Culture Tips on Overcoming Laziness: Lazy Advice

| Thursday, 29 November 2012 10:05

Hey, lazy pants. I know you haven’t showered yet, let alone brushed your teeth. That funky smell, yeah, it’s coming from you.

You may be depressed, you may have just broken up with your significant other, or you may be working from home – or worse, not working at all. It’s tough to get out of a slump, trust me, I know how it feels. If you need a pick-me-up or need to feel proactive, Google searching “how to get motivated” or “ how to not be lazy” yields some pretty pointless and hilarious advice, and hey – at least you’d be doing something.

Useless Tip # 1: Get More Sleep
As a logical human being, I have a hard time believing that getting MORE sleep will make you less lazy. Isn’t sleeping too much the problem in the first place? Will you be SO rested that you magically won’t want to rest anymore, resulting in an instant BURST of desire and motivation? I doubt it. Being all cozy in bed just makes me want to be more cozy, in bed. This method reminds me of the time my mother caught me smoking and made me smoke a whole pack to teach me a lesson. Sure, it was disgusting, but I also developed an unhealthy nicotine addiction instantaneously. Fail.

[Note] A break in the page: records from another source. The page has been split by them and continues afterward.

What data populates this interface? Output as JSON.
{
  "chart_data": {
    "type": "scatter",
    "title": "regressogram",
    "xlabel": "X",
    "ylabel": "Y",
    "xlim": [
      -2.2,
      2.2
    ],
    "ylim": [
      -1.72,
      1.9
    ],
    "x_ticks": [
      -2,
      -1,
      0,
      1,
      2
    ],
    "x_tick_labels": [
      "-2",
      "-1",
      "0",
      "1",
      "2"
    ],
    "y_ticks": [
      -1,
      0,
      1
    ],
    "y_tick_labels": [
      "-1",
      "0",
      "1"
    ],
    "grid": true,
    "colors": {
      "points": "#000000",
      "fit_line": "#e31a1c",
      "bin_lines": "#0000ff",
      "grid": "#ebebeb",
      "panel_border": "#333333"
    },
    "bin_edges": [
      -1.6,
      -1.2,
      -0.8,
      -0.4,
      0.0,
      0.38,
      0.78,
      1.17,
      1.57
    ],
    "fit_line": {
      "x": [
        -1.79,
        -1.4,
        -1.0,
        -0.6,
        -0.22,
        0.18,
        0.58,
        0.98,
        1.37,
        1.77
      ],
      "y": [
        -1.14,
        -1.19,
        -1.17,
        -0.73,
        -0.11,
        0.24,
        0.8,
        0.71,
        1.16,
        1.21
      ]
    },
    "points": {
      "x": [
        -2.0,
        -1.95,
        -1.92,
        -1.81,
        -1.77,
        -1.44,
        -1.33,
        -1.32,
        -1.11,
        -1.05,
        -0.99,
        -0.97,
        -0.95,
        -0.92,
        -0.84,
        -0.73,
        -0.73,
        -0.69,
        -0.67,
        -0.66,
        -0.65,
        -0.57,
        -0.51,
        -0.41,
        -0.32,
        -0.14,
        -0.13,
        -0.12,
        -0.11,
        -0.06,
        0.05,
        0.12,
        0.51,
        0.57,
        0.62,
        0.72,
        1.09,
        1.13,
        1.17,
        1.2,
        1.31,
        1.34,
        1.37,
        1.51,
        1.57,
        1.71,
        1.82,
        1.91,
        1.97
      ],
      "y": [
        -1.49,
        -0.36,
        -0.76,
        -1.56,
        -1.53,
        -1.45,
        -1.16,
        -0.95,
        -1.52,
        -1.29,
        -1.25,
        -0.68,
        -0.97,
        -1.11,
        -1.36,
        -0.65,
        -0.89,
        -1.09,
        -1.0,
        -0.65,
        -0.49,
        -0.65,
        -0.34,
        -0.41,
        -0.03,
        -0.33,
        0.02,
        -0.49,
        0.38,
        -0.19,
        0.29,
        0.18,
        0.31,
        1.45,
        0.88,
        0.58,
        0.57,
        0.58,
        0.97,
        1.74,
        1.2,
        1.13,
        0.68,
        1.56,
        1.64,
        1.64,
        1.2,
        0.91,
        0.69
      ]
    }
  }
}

Useless Tip # 2: Wash your face.
“As soon as you wake up in the morning, just wash your face and freshen up. It’s a very easy way to wake yourself up a bit more and start the day off right.” Excuse me, what? If all it took to motivate an individual was a sprinkle of water, then someone needs to hose down first year college students. I kid, beer pong frat parties are totally motivational – at least you have something to do this weekend.

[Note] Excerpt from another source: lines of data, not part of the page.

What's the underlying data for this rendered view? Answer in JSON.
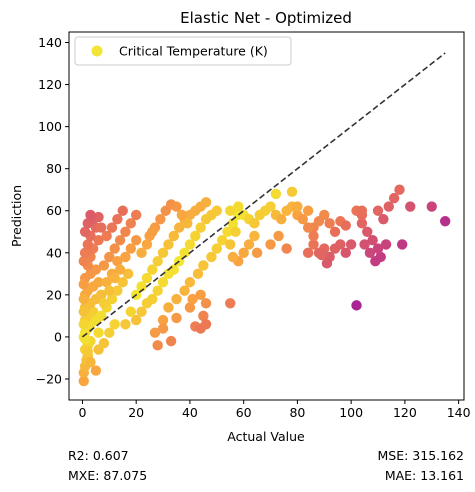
{
  "chart_data": {
    "type": "scatter",
    "title": "Elastic Net - Optimized",
    "xlabel": "Actual Value",
    "ylabel": "Prediction",
    "xlim": [
      -5,
      142
    ],
    "ylim": [
      -30,
      145
    ],
    "xticks": [
      0,
      20,
      40,
      60,
      80,
      100,
      120,
      140
    ],
    "yticks": [
      -20,
      0,
      20,
      40,
      60,
      80,
      100,
      120,
      140
    ],
    "xtick_labels": [
      "0",
      "20",
      "40",
      "60",
      "80",
      "100",
      "120",
      "140"
    ],
    "ytick_labels": [
      "−20",
      "0",
      "20",
      "40",
      "60",
      "80",
      "100",
      "120",
      "140"
    ],
    "grid": false,
    "legend": {
      "placement": "top-left",
      "entries": [
        "Critical Temperature (K)"
      ],
      "marker_color": "#f3e535"
    },
    "colormap": "plasma-upper",
    "reference_line": {
      "x": [
        0,
        135
      ],
      "y": [
        0,
        135
      ],
      "style": "dashed",
      "color": "#333333"
    },
    "series": [
      {
        "name": "Critical Temperature (K)",
        "points": [
          [
            0.5,
            -21
          ],
          [
            0.5,
            -17
          ],
          [
            1,
            -14
          ],
          [
            1.5,
            -11
          ],
          [
            2,
            -9
          ],
          [
            1,
            -6
          ],
          [
            2,
            -4
          ],
          [
            3,
            -2
          ],
          [
            0.5,
            0
          ],
          [
            1,
            2
          ],
          [
            2,
            4
          ],
          [
            3,
            6
          ],
          [
            1,
            8
          ],
          [
            2,
            10
          ],
          [
            4,
            12
          ],
          [
            1,
            14
          ],
          [
            3,
            16
          ],
          [
            5,
            18
          ],
          [
            1,
            20
          ],
          [
            2,
            22
          ],
          [
            4,
            24
          ],
          [
            6,
            26
          ],
          [
            1,
            28
          ],
          [
            3,
            30
          ],
          [
            5,
            32
          ],
          [
            2,
            34
          ],
          [
            0.5,
            36
          ],
          [
            3,
            38
          ],
          [
            1,
            40
          ],
          [
            4,
            42
          ],
          [
            2,
            44
          ],
          [
            6,
            46
          ],
          [
            3,
            48
          ],
          [
            1,
            50
          ],
          [
            5,
            52
          ],
          [
            2,
            54
          ],
          [
            4,
            56
          ],
          [
            6,
            57
          ],
          [
            3,
            58
          ],
          [
            7,
            52
          ],
          [
            0.5,
            25
          ],
          [
            1,
            -1
          ],
          [
            2,
            -7
          ],
          [
            3,
            -12
          ],
          [
            5,
            -16
          ],
          [
            0.5,
            6
          ],
          [
            0.5,
            12
          ],
          [
            0.5,
            18
          ],
          [
            6,
            -6
          ],
          [
            8,
            -3
          ],
          [
            10,
            2
          ],
          [
            12,
            6
          ],
          [
            7,
            10
          ],
          [
            9,
            14
          ],
          [
            11,
            18
          ],
          [
            13,
            22
          ],
          [
            15,
            26
          ],
          [
            17,
            30
          ],
          [
            8,
            34
          ],
          [
            10,
            38
          ],
          [
            12,
            42
          ],
          [
            14,
            46
          ],
          [
            16,
            50
          ],
          [
            18,
            54
          ],
          [
            20,
            58
          ],
          [
            9,
            48
          ],
          [
            11,
            52
          ],
          [
            13,
            56
          ],
          [
            15,
            60
          ],
          [
            7,
            20
          ],
          [
            9,
            26
          ],
          [
            11,
            30
          ],
          [
            13,
            36
          ],
          [
            6,
            2
          ],
          [
            5,
            8
          ],
          [
            8,
            16
          ],
          [
            10,
            22
          ],
          [
            12,
            28
          ],
          [
            14,
            32
          ],
          [
            16,
            38
          ],
          [
            18,
            42
          ],
          [
            20,
            46
          ],
          [
            20,
            20
          ],
          [
            22,
            24
          ],
          [
            24,
            28
          ],
          [
            26,
            32
          ],
          [
            28,
            36
          ],
          [
            30,
            40
          ],
          [
            32,
            44
          ],
          [
            34,
            48
          ],
          [
            36,
            52
          ],
          [
            38,
            56
          ],
          [
            40,
            58
          ],
          [
            42,
            60
          ],
          [
            44,
            62
          ],
          [
            46,
            64
          ],
          [
            20,
            8
          ],
          [
            22,
            12
          ],
          [
            24,
            16
          ],
          [
            26,
            18
          ],
          [
            28,
            22
          ],
          [
            30,
            26
          ],
          [
            32,
            30
          ],
          [
            34,
            32
          ],
          [
            36,
            36
          ],
          [
            38,
            40
          ],
          [
            40,
            44
          ],
          [
            42,
            48
          ],
          [
            44,
            52
          ],
          [
            46,
            56
          ],
          [
            48,
            58
          ],
          [
            50,
            60
          ],
          [
            25,
            48
          ],
          [
            27,
            52
          ],
          [
            29,
            56
          ],
          [
            31,
            60
          ],
          [
            33,
            63
          ],
          [
            35,
            62
          ],
          [
            37,
            58
          ],
          [
            39,
            54
          ],
          [
            22,
            40
          ],
          [
            24,
            44
          ],
          [
            26,
            50
          ],
          [
            18,
            12
          ],
          [
            16,
            6
          ],
          [
            30,
            8
          ],
          [
            32,
            14
          ],
          [
            35,
            18
          ],
          [
            38,
            22
          ],
          [
            40,
            26
          ],
          [
            43,
            30
          ],
          [
            45,
            34
          ],
          [
            48,
            38
          ],
          [
            50,
            42
          ],
          [
            52,
            46
          ],
          [
            54,
            50
          ],
          [
            56,
            54
          ],
          [
            58,
            58
          ],
          [
            28,
            -4
          ],
          [
            33,
            -2
          ],
          [
            27,
            2
          ],
          [
            30,
            4
          ],
          [
            35,
            9
          ],
          [
            40,
            14
          ],
          [
            45,
            10
          ],
          [
            42,
            5
          ],
          [
            44,
            4
          ],
          [
            46,
            6
          ],
          [
            41,
            18
          ],
          [
            44,
            20
          ],
          [
            46,
            16
          ],
          [
            55,
            16
          ],
          [
            55,
            60
          ],
          [
            58,
            62
          ],
          [
            60,
            58
          ],
          [
            62,
            56
          ],
          [
            64,
            54
          ],
          [
            66,
            58
          ],
          [
            68,
            60
          ],
          [
            70,
            62
          ],
          [
            72,
            58
          ],
          [
            74,
            56
          ],
          [
            76,
            60
          ],
          [
            78,
            62
          ],
          [
            80,
            58
          ],
          [
            82,
            56
          ],
          [
            84,
            60
          ],
          [
            86,
            52
          ],
          [
            88,
            55
          ],
          [
            90,
            58
          ],
          [
            92,
            54
          ],
          [
            94,
            50
          ],
          [
            96,
            55
          ],
          [
            98,
            53
          ],
          [
            60,
            40
          ],
          [
            62,
            44
          ],
          [
            64,
            48
          ],
          [
            58,
            36
          ],
          [
            56,
            38
          ],
          [
            55,
            44
          ],
          [
            57,
            50
          ],
          [
            65,
            40
          ],
          [
            70,
            44
          ],
          [
            73,
            48
          ],
          [
            76,
            42
          ],
          [
            72,
            68
          ],
          [
            78,
            69
          ],
          [
            80,
            62
          ],
          [
            84,
            52
          ],
          [
            86,
            44
          ],
          [
            88,
            40
          ],
          [
            90,
            42
          ],
          [
            92,
            38
          ],
          [
            84,
            40
          ],
          [
            86,
            48
          ],
          [
            94,
            42
          ],
          [
            96,
            44
          ],
          [
            98,
            40
          ],
          [
            100,
            44
          ],
          [
            91,
            35
          ],
          [
            89,
            39
          ],
          [
            102,
            60
          ],
          [
            104,
            54
          ],
          [
            104,
            58
          ],
          [
            106,
            50
          ],
          [
            108,
            46
          ],
          [
            110,
            60
          ],
          [
            112,
            56
          ],
          [
            114,
            62
          ],
          [
            116,
            66
          ],
          [
            118,
            70
          ],
          [
            122,
            62
          ],
          [
            105,
            44
          ],
          [
            107,
            40
          ],
          [
            109,
            36
          ],
          [
            111,
            38
          ],
          [
            113,
            44
          ],
          [
            119,
            44
          ],
          [
            102,
            15
          ],
          [
            130,
            62
          ],
          [
            135,
            55
          ],
          [
            104,
            60
          ],
          [
            110,
            42
          ]
        ]
      }
    ],
    "metrics": {
      "r2": "R2: 0.607",
      "mxe": "MXE: 87.075",
      "mse": "MSE: 315.162",
      "mae": "MAE: 13.161"
    }
  }
}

Useless Tip # 3: Listen to Energetic Music.
While I do agree that listening to Swedish House Mafia is better than listening to James Blunt’s depressing tunes (hello, impending emo-meltdown), listening to music won’t get you out of the house, it’ll just make your time spent at home more enjoyable. Maybe you’ll dance around in your pajamas for a while, but when you’re pooped, you’ll go back to watching infomercials & The Soup marathon on E!

Useless tip #4: Eliminate the things that aid in your procrastination.
So now, instead of doing something (as unimportant as it is), you’re doing absolutely nothing. Good advice. I’m not one to support Facebook stalking, but think about it: at least on FB you have the chance to stumble upon that ex-boyfriend’s profile only to learn he has a hotter, younger new girlfriend. See how fast you get your chunky ass to the gym after that.

Useless tip # 5: Make a list of goals & just do it.
Again with the stellar advice. If the dishes in the sink are growing a new life form, I highly doubt “go for a run” will be checked off on your to-do list. If you don’t feel like you are accomplishing anything, the motivation to actually do anything is almost non-existent. In order to feel motivated, you need to have your actions rewarded. Start with some pretty obvious goals like: get out of bed. Check. Call mom. Check. Put on some pants. Check. Once you achieve the smaller things, you can work your way up to some bigger goals like, open the drapes or throw out 2-week-old milk. Only when you are completely disgusted with yourself will you actually do something about it.

I can go on and on here; post your goal publicly, set a deadline, and squash negative thoughts, are some other tips that people suggest in order to get out of that deep, dark hole of shame you’ve gotten yourself in to. But the truth is, nothing will get you out of it but change. That’s all. Change everything because it’s not working in the first place. Don’t you feel enlightened? Didn’t think so.